Maintaining that most of the provisions of the purported Fourth Alteration Act 2015 are contrary to public policy and good governance, he said that it will be in the interest of justice to grant all the prayers sought in the suit.

In withholding his assent, President Jonathan queried the decision of the National Assembly to whittle down some executive powers of the President of the Federal Republic of Nigeria, whilst also faulting some amendments which gives executive powers and duties to the Legislature and the Judiciary.

In a seven-page letter to Senate President David Mark and House of Representatives Speaker Aminu Waziri Tambuwal, President Jonathan explained his position on the amendment and why he declined to sign the document into law.

The President comcluded by saying: “In view of the foregoing and absence of credible evidence that the Constitution of the Federal Republic of Nigeria (Fourth Alteration) Act 2015 satisfied the strict requirements of Section 9(3) of the 1999 Constitution, it will be unconstitutional for me to assent to it.

“I therefore withhold my assent and accordingly remit Constitution of the Federal Republic of Nigeria (Fourth Alteration) Act 2015 to the Senate /House of Representatives of the Federal Republic of Nigeria.”
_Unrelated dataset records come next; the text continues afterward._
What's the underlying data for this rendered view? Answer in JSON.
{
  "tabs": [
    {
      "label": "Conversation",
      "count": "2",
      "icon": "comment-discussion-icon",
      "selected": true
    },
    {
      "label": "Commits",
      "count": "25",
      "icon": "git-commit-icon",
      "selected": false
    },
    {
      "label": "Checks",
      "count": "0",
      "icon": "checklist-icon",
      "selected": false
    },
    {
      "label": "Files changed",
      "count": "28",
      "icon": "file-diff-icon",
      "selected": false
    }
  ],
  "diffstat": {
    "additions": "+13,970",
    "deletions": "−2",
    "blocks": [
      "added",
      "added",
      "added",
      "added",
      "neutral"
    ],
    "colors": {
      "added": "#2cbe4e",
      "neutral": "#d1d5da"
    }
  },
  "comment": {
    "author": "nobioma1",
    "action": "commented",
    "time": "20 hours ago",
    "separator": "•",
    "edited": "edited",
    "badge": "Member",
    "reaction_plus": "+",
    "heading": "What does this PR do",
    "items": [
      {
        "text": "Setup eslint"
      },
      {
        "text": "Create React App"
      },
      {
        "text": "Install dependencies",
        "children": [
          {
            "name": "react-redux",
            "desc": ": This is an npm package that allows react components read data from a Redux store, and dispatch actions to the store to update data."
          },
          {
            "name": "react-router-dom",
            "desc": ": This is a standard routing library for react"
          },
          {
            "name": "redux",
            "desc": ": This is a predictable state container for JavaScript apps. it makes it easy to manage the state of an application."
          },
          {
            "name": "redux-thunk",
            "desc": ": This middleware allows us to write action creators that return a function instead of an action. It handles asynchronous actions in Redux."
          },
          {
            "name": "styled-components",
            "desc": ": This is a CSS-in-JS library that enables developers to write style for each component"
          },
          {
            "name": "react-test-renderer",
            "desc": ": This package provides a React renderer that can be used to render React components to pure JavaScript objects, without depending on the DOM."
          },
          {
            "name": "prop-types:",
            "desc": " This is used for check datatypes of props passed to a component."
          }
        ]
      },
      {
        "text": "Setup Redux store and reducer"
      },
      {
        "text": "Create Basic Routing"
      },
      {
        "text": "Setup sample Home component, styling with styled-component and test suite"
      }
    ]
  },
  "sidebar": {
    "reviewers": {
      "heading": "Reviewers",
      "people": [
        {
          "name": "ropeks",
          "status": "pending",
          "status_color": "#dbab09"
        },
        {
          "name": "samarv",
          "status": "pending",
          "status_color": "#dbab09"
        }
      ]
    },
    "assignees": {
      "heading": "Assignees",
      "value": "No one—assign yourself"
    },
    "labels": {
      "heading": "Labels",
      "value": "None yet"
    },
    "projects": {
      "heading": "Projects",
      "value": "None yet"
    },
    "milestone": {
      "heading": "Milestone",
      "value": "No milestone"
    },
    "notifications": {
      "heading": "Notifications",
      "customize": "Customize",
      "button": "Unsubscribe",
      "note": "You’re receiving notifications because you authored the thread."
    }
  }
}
He listed some faults in the amendment:

  • Non-compliance with the threshold specified in Section 9(3) of the 1999 Constitution on amendments;
  • Alteration to constitution cannot be valid with mere voice votes unless supported by the votes of not less than four-fifths majority all members of National Assembly and two-thirds of all the 36 State Houses of Assembly;
  • Right to free basic education and primary and maternal care services imposed on private institutions
  • Flagrant violation of the doctrine of separation of powers,
  • Unjustified whittling down of the Executive powers of the Federation vested in the President by virtue of Section 5(1) of the 1999 Constitution;
  • 30 days allowed for assent of the President; and
  • Limiting expenditure in default of appropriation from 6months to three months
  • Creation of the Office of Accountant-General of the Federation distinct from the Accountant General of the Federal Government
  • Empowering National Economic Council to appoint the Accountant-General of the Federation instead of the President;
  • Allowing NJC to now appoint the Attorney-General of the Federation rather than the President;
  • Unwittingly whittling down the discretionary powers of the Attorney-General of the Federation.